Over the next 24 hours, the sickness became more manageable, and on the third day I dragged myself out of bed to visit Songzanlin monastery. The bus to the monastery was packed with monks. They talked in whispers or stared thoughtfully ahead. I wondered what they were thinking about. All I was thinking was, “I’m definitely on the right bus.”

Thirty minutes later we pulled up at a large lake. The hills behind the lake were decorated with colourful houses. I walked past them through the arched entrance of the monastery. Once inside, I climbed the long set of stone steps that led to the temples.

I reached the top to find a stone platform scattered with small temples.

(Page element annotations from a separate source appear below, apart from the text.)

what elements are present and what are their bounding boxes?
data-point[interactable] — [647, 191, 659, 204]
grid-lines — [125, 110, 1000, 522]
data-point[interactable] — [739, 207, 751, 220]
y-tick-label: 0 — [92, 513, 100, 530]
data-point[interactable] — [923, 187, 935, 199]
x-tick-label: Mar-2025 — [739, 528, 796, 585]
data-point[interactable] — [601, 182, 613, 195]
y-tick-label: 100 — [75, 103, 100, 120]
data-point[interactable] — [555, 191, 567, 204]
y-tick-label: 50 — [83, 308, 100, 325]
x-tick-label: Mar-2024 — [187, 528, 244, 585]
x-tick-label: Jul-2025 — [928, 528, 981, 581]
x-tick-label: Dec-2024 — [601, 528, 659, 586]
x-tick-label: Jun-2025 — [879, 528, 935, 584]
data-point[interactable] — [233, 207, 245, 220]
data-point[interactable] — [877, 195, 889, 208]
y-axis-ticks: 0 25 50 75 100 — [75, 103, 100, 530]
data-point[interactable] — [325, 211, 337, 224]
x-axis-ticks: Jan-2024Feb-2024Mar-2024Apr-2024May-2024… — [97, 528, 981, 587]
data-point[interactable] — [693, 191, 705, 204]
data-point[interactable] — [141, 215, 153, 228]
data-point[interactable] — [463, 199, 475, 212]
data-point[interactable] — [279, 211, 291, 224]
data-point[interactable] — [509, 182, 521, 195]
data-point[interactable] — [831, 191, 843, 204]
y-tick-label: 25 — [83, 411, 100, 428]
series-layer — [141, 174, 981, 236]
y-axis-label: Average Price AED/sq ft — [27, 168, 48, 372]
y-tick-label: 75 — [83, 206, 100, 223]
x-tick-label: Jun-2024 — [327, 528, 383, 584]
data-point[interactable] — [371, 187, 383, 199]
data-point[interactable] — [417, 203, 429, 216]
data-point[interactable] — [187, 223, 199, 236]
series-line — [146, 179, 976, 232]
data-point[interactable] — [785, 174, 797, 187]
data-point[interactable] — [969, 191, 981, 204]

Their golden spires pierced the clear blue sky. On the horizon, the Tibetan mountains boasted brilliant blue rocks and clean white snow — it was the picture-perfect vision of Shangri La. I think that’s what I said to the two monks who were standing next to me — I can’t remember exactly. But they definitely informed me there were more than 700 monks at the monastery and they lived in the houses on the hills. One of them made beeline for a “Yak butter tea” shop. He returned holding a large mug in one hand and a bowl heaped with tsampa in the other.

With a smile he poured the tsampa into the yak butter tea and handed it to me. I remembered how the monk at the hostel had mimed drinking. Had it been a prophecy? The drink I held looked unappetising — but was it dangerous? The monk’s eyes bore into me as I took a tentative sip. The odour hit my mouth before the liquid itself — it smelt like a zoo. The drink was also tepid — as if it had been squeezed from the yak’s udders into the mug. Once I’d downed it the monks refused to let me pay. So I said goodbye, turned a corner and threw up into a bush.

Spewing into dusty leaves isn’t what comes to mind when I think of paradise. Neither are long bus rides, cold showers, annoying backpackers, monks who refuse to let you sleep or altitude sickness. Then again, perhaps I’d been approaching things the wrong way. Maybe paradise isn’t a location but something you have to cultivate in your mind — and in their own unique way, perhaps that’s what the monks had been trying to teach me.